Sono uno dei milioni di italiani che ha un mutuo prima casa a tasso variabile.
Tutti i giorni mi sveglio con l’Euribor attaccato agli attributi che mi ricorda di non sperperare i miei soldi perchè alla fine del mese arriverà a batter cassa; se non vuoi fare il “bamboccione” o pagare un affitto esorbitante in Italia sei costretto a perseguire questa strada (oppure hai genitori benestanti che l’appartamento te lo regalano).
Come ben sapete negli ultimi mesi i tassi di interesse applicati dalla BCE sono cresciuti costantemente complicando non poco la vita di noi “ipotecati”; ergo sono andato dalla mia banca per cercare di trovare con loro una strada per alleggerire questa situazione.
La banca, della quale non dirò il nome per questioni di riservatezza, fa parte del gruppo Intesa-San Paolo.
Parlo quindi con una responsabile che esordisce in questo modo: “Fino a 15 giorni fa avevamo la possibilità di abbassare lo spread o di passare il mutuo a tasso fisso ma adesso è arrivata una circolare che blocca queste opzioni“; inizio già ad insospettirmi.
“Possiamo però”, continua la responsabile, “perseguire altre due strade: la prima è quella di allungare la durata del mutuo (grossa operazione di ingegneria finanziaria, ndr), la seconda è quella di ritoccare al ribasso lo spread.
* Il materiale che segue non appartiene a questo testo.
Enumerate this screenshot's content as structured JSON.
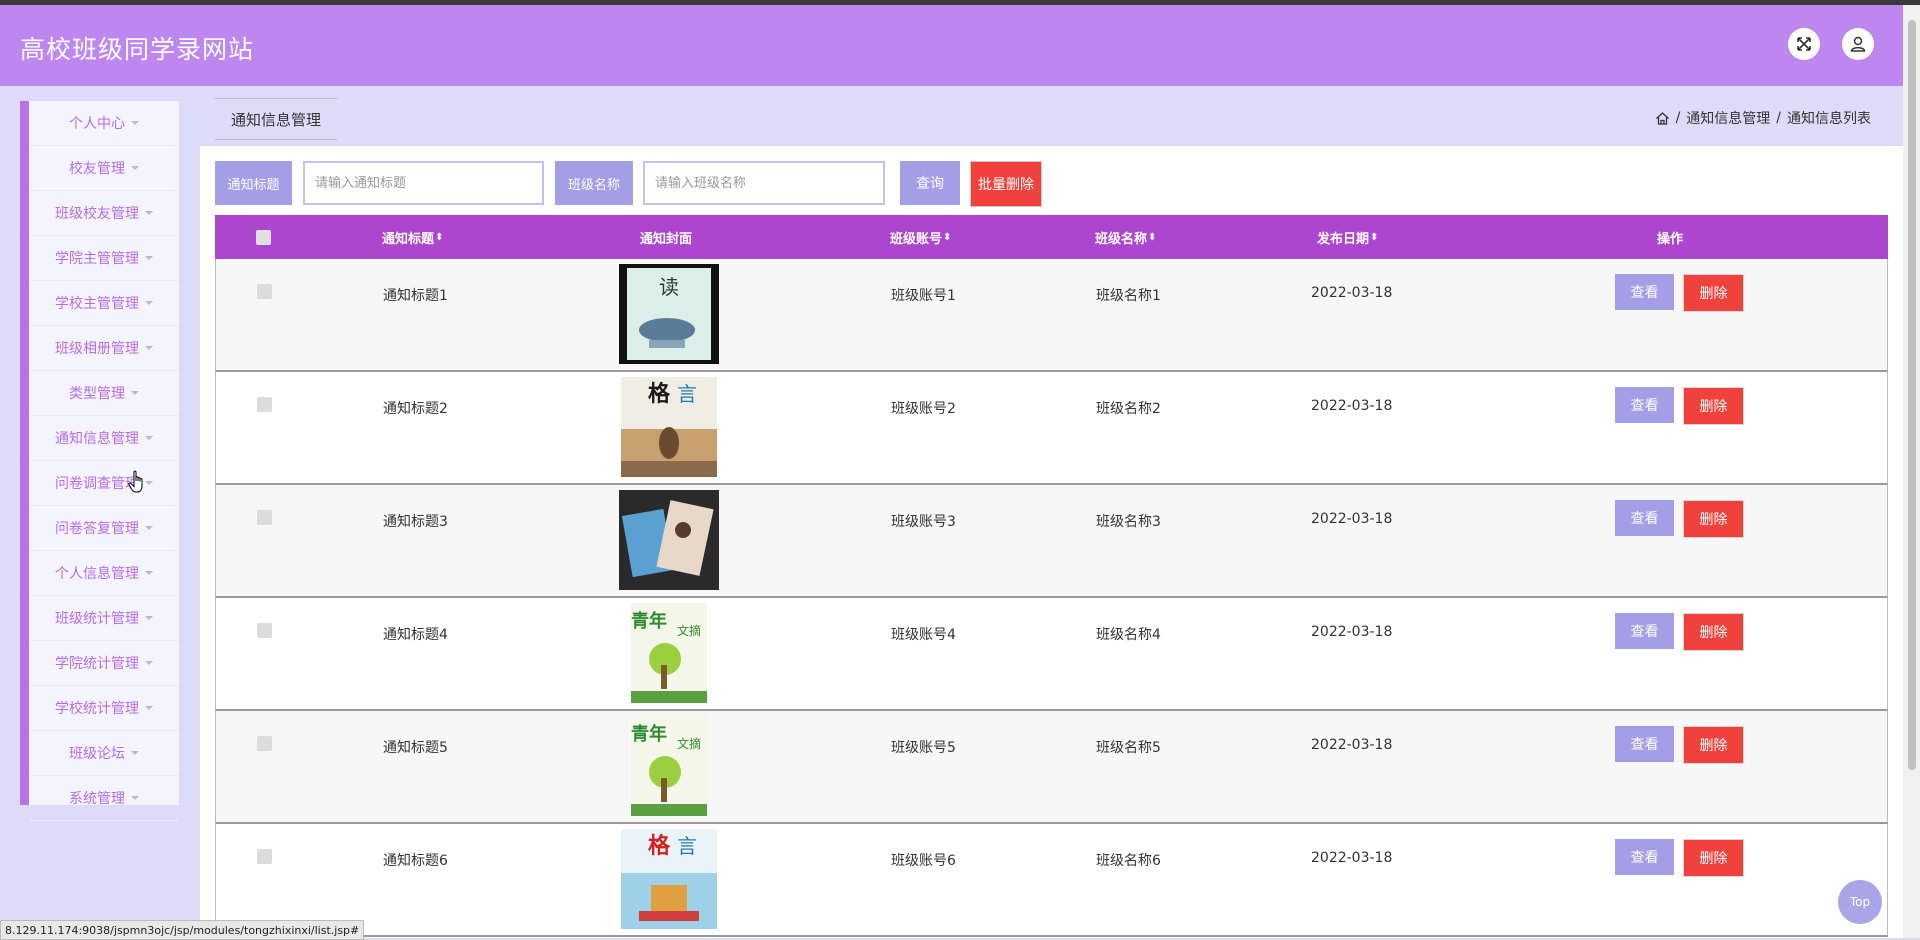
{
  "header": {
    "title": "高校班级同学录网站",
    "fullscreen_icon": "expand-icon",
    "user_icon": "user-icon"
  },
  "sidebar": {
    "items": [
      {
        "label": "个人中心"
      },
      {
        "label": "校友管理"
      },
      {
        "label": "班级校友管理"
      },
      {
        "label": "学院主管管理"
      },
      {
        "label": "学校主管管理"
      },
      {
        "label": "班级相册管理"
      },
      {
        "label": "类型管理"
      },
      {
        "label": "通知信息管理"
      },
      {
        "label": "问卷调查管理"
      },
      {
        "label": "问卷答复管理"
      },
      {
        "label": "个人信息管理"
      },
      {
        "label": "班级统计管理"
      },
      {
        "label": "学院统计管理"
      },
      {
        "label": "学校统计管理"
      },
      {
        "label": "班级论坛"
      },
      {
        "label": "系统管理"
      }
    ]
  },
  "tabs": {
    "active": "通知信息管理"
  },
  "breadcrumb": {
    "items": [
      "通知信息管理",
      "通知信息列表"
    ]
  },
  "search": {
    "title_label": "通知标题",
    "title_placeholder": "请输入通知标题",
    "class_label": "班级名称",
    "class_placeholder": "请输入班级名称",
    "query_button": "查询",
    "batch_delete_button": "批量删除"
  },
  "table": {
    "columns": [
      "通知标题",
      "通知封面",
      "班级账号",
      "班级名称",
      "发布日期",
      "操作"
    ],
    "sortable": [
      true,
      false,
      true,
      true,
      true,
      false
    ],
    "rows": [
      {
        "title": "通知标题1",
        "account": "班级账号1",
        "class_name": "班级名称1",
        "date": "2022-03-18",
        "cover": "magazine-cover-1"
      },
      {
        "title": "通知标题2",
        "account": "班级账号2",
        "class_name": "班级名称2",
        "date": "2022-03-18",
        "cover": "magazine-cover-2"
      },
      {
        "title": "通知标题3",
        "account": "班级账号3",
        "class_name": "班级名称3",
        "date": "2022-03-18",
        "cover": "magazine-cover-3"
      },
      {
        "title": "通知标题4",
        "account": "班级账号4",
        "class_name": "班级名称4",
        "date": "2022-03-18",
        "cover": "magazine-cover-4"
      },
      {
        "title": "通知标题5",
        "account": "班级账号5",
        "class_name": "班级名称5",
        "date": "2022-03-18",
        "cover": "magazine-cover-5"
      },
      {
        "title": "通知标题6",
        "account": "班级账号6",
        "class_name": "班级名称6",
        "date": "2022-03-18",
        "cover": "magazine-cover-6"
      }
    ],
    "view_label": "查看",
    "delete_label": "删除"
  },
  "top_button": "Top",
  "status_url": "8.129.11.174:9038/jspmn3ojc/jsp/modules/tongzhixinxi/list.jsp#",
  "colors": {
    "header": "#bd87ef",
    "sidebar_accent": "#b872e8",
    "table_header": "#ad46cf",
    "primary_button": "#a49ee6",
    "danger_button": "#f0413c",
    "page_bg": "#dcdcf8"
  }
}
Per questa seconda opzione però la banca richiede la sottoscrizione di una polizza di protezione dai rischi (una sorta di polizza che protegge dai rischi legati al regolare pagamento del mutuo stesso, ndr) che nel tuo caso ammonterebbe a 61€ mese per tutta la durata del mutuo”.
Cioè, cerchiamo di sintetizzare: mi abbassano lo spread solo se compro un altro loro prodotto finanziario e mi indebito ulteriormente con la banca?
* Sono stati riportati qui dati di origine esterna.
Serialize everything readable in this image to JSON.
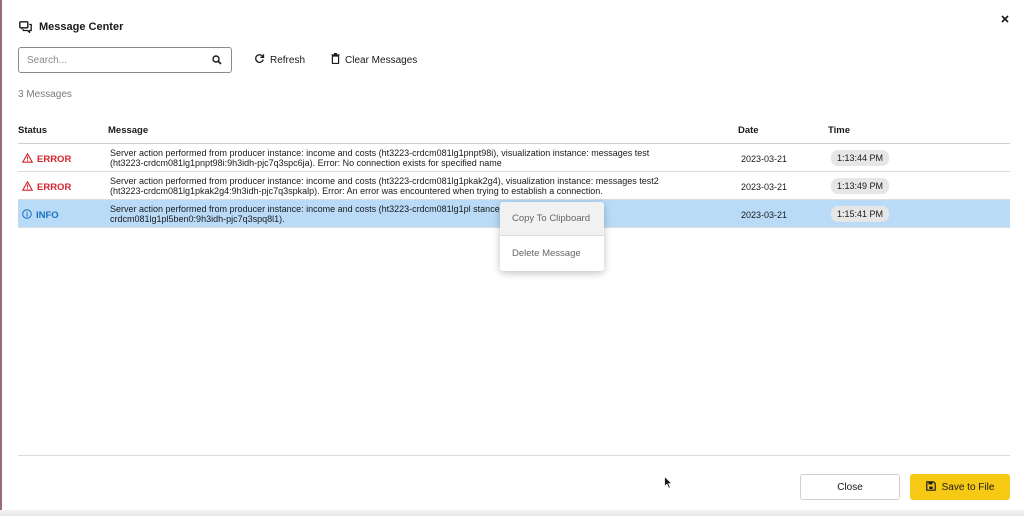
{
  "dialog": {
    "title": "Message Center",
    "close_icon": "close-icon",
    "title_icon": "chat-bubbles-icon"
  },
  "toolbar": {
    "search_placeholder": "Search...",
    "search_icon": "search-icon",
    "refresh_label": "Refresh",
    "refresh_icon": "refresh-icon",
    "clear_label": "Clear Messages",
    "clear_icon": "trash-icon"
  },
  "count_text": "3 Messages",
  "table": {
    "headers": [
      "Status",
      "Message",
      "Date",
      "Time"
    ],
    "rows": [
      {
        "status": "ERROR",
        "status_icon": "warning-triangle-icon",
        "message": "Server action performed from producer instance: income and costs (ht3223-crdcm081lg1pnpt98i), visualization instance: messages test\n(ht3223-crdcm081lg1pnpt98i:9h3idh-pjc7q3spc6ja). Error: No connection exists for specified name",
        "date": "2023-03-21",
        "time": "1:13:44 PM"
      },
      {
        "status": "ERROR",
        "status_icon": "warning-triangle-icon",
        "message": "Server action performed from producer instance: income and costs (ht3223-crdcm081lg1pkak2g4), visualization instance: messages test2\n(ht3223-crdcm081lg1pkak2g4:9h3idh-pjc7q3spkalp). Error: An error was encountered when trying to establish a connection.",
        "date": "2023-03-21",
        "time": "1:13:49 PM"
      },
      {
        "status": "INFO",
        "status_icon": "info-circle-icon",
        "message": "Server action performed from producer instance: income and costs (ht3223-crdcm081lg1pl                                    stance: messages3 (ht3223-\ncrdcm081lg1pl5ben0:9h3idh-pjc7q3spq8l1).",
        "date": "2023-03-21",
        "time": "1:15:41 PM"
      }
    ]
  },
  "context_menu": {
    "items": [
      "Copy To Clipboard",
      "Delete Message"
    ]
  },
  "footer": {
    "close_label": "Close",
    "save_label": "Save to File",
    "save_icon": "floppy-disk-icon"
  },
  "colors": {
    "error": "#d6232b",
    "info": "#1a6fc0",
    "selected_row": "#b9dbf7",
    "save_button": "#f6c915"
  }
}
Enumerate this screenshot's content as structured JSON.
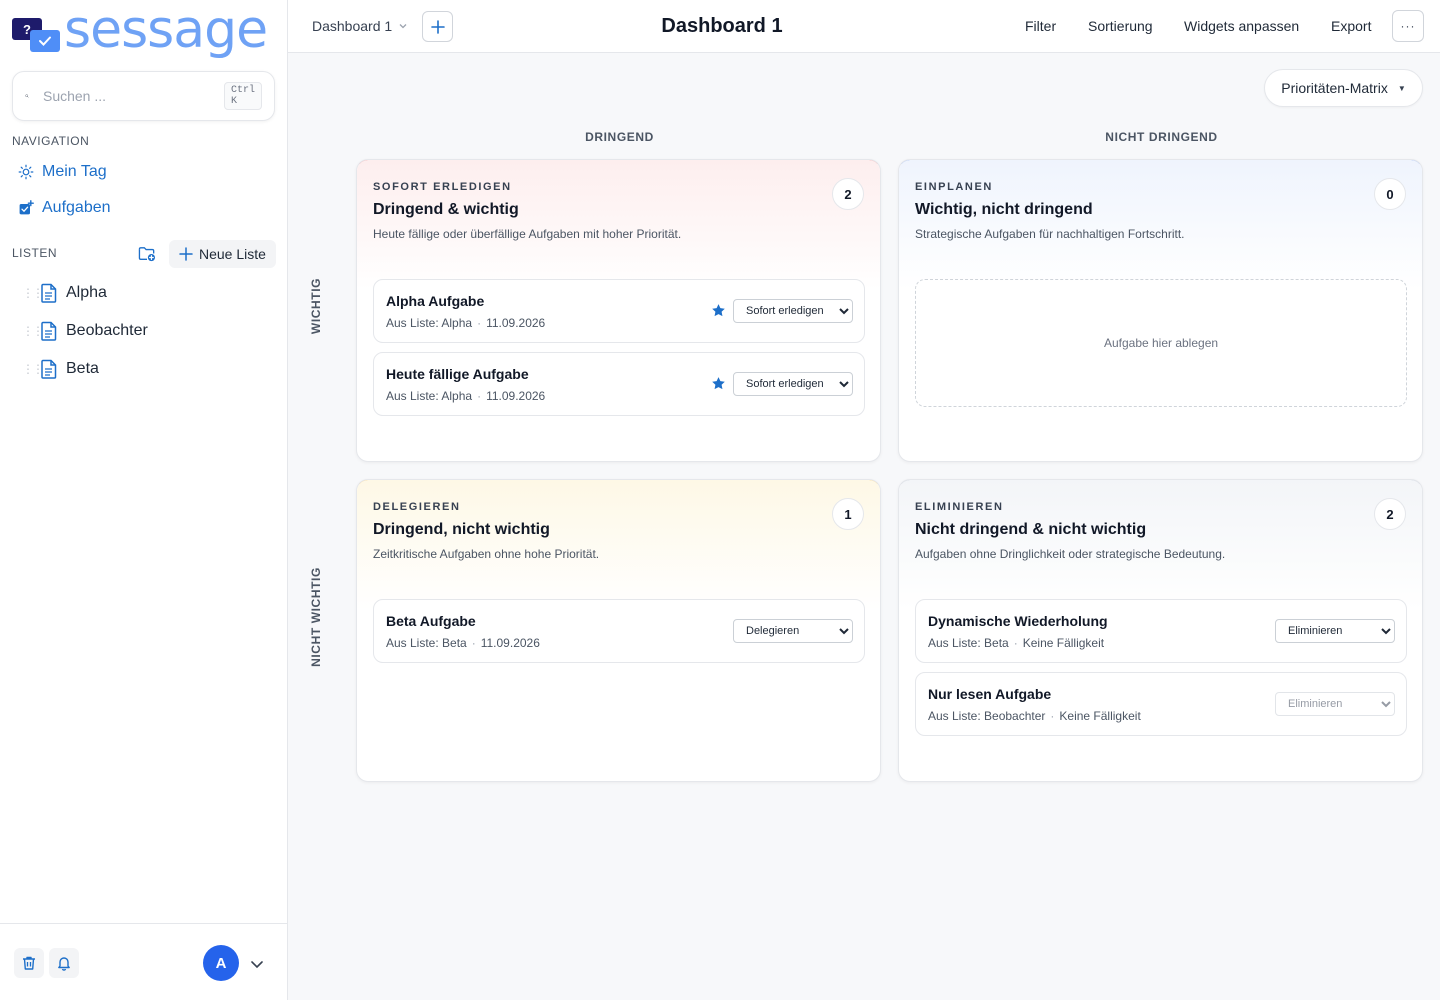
{
  "brand": {
    "name": "sessage",
    "mark_glyph": "?"
  },
  "search": {
    "placeholder": "Suchen ...",
    "shortcut": "Ctrl K"
  },
  "sidebar": {
    "navigation_label": "NAVIGATION",
    "nav_items": [
      {
        "label": "Mein Tag",
        "icon": "sun-icon"
      },
      {
        "label": "Aufgaben",
        "icon": "tasks-icon"
      }
    ],
    "lists_label": "LISTEN",
    "new_list_label": "Neue Liste",
    "lists": [
      {
        "label": "Alpha",
        "icon": "document-icon"
      },
      {
        "label": "Beobachter",
        "icon": "document-icon"
      },
      {
        "label": "Beta",
        "icon": "document-icon"
      }
    ],
    "user_initial": "A"
  },
  "topbar": {
    "dashboard_select": "Dashboard 1",
    "title": "Dashboard 1",
    "actions": [
      "Filter",
      "Sortierung",
      "Widgets anpassen",
      "Export"
    ],
    "more": "···"
  },
  "matrix": {
    "view_select": "Prioritäten-Matrix",
    "col_headers": [
      "DRINGEND",
      "NICHT DRINGEND"
    ],
    "row_headers": [
      "WICHTIG",
      "NICHT WICHTIG"
    ],
    "status_options": [
      "Sofort erledigen",
      "Einplanen",
      "Delegieren",
      "Eliminieren"
    ],
    "quadrants": [
      {
        "kicker": "SOFORT ERLEDIGEN",
        "title": "Dringend & wichtig",
        "description": "Heute fällige oder überfällige Aufgaben mit hoher Priorität.",
        "count": "2",
        "accent": "#e5484d",
        "tint": "#fdeeee",
        "tasks": [
          {
            "title": "Alpha Aufgabe",
            "list": "Aus Liste: Alpha",
            "due": "11.09.2026",
            "starred": true,
            "status": "Sofort erledigen"
          },
          {
            "title": "Heute fällige Aufgabe",
            "list": "Aus Liste: Alpha",
            "due": "11.09.2026",
            "starred": true,
            "status": "Sofort erledigen"
          }
        ]
      },
      {
        "kicker": "EINPLANEN",
        "title": "Wichtig, nicht dringend",
        "description": "Strategische Aufgaben für nachhaltigen Fortschritt.",
        "count": "0",
        "accent": "#2563eb",
        "tint": "#eff4fd",
        "drop_text": "Aufgabe hier ablegen",
        "tasks": []
      },
      {
        "kicker": "DELEGIEREN",
        "title": "Dringend, nicht wichtig",
        "description": "Zeitkritische Aufgaben ohne hohe Priorität.",
        "count": "1",
        "accent": "#f59e0b",
        "tint": "#fef8e6",
        "tasks": [
          {
            "title": "Beta Aufgabe",
            "list": "Aus Liste: Beta",
            "due": "11.09.2026",
            "starred": false,
            "status": "Delegieren"
          }
        ]
      },
      {
        "kicker": "ELIMINIEREN",
        "title": "Nicht dringend & nicht wichtig",
        "description": "Aufgaben ohne Dringlichkeit oder strategische Bedeutung.",
        "count": "2",
        "accent": "#94a3b8",
        "tint": "#f3f5f8",
        "tasks": [
          {
            "title": "Dynamische Wiederholung",
            "list": "Aus Liste: Beta",
            "due": "Keine Fälligkeit",
            "starred": false,
            "status": "Eliminieren"
          },
          {
            "title": "Nur lesen Aufgabe",
            "list": "Aus Liste: Beobachter",
            "due": "Keine Fälligkeit",
            "starred": false,
            "status": "Eliminieren",
            "readonly": true
          }
        ]
      }
    ]
  }
}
Voi come lo chiamate questo?
























January 11th, 2008 at 9:00 am
Strozzinaggio. Quei 61 euro non lo conteggiano nel mutuo, così non corrono il rischio di denunce per usura.
January 11th, 2008 at 9:51 am
Luca sei in buona compagnia, anche io ho un mutuo. Quando lo stipulai nel 2003 (segui tutta la pratica mia mamma, quindi colpa mia!), le dissero che non c’era neppure la possibilità di fare il fisso, si doveva fare solo il variabile. Bene, stipulato il mutuo pagavo una rata di 890€ mensili, oggi la medesima rata è di quasi 1100€ mensili!!!
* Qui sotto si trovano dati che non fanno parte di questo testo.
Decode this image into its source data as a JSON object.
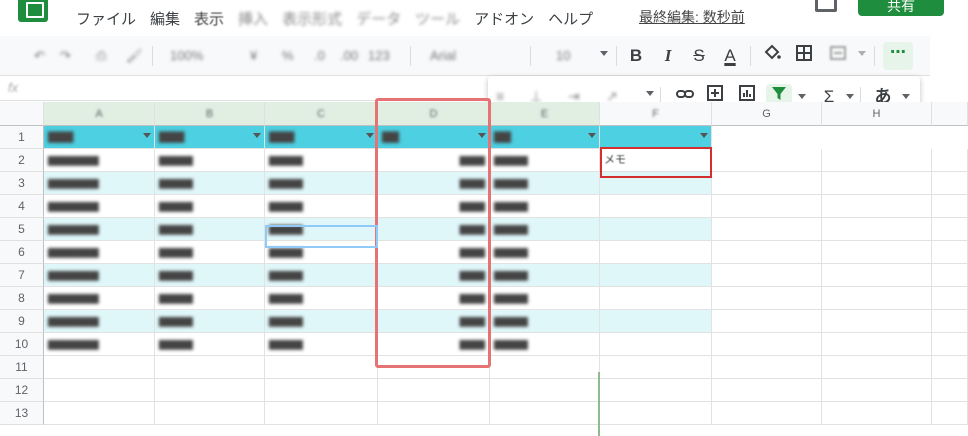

Poi ho capito una cosa, quando vai in banca, DEVI FARE SEMPRE L’OPPOSTO DI CIO’ CHE TI DICONO!!! POICHE’ LORO FANNO SEMPRE E SOLO I LORO INTERESSI, MAI I TUOI!
Se ti dicono: “fai il variabile”, devi fare il fisso; se ti dicono “compra queste azioni” le devi vendere! e così via.
E’ un ottima tecnica, che funziona sempre!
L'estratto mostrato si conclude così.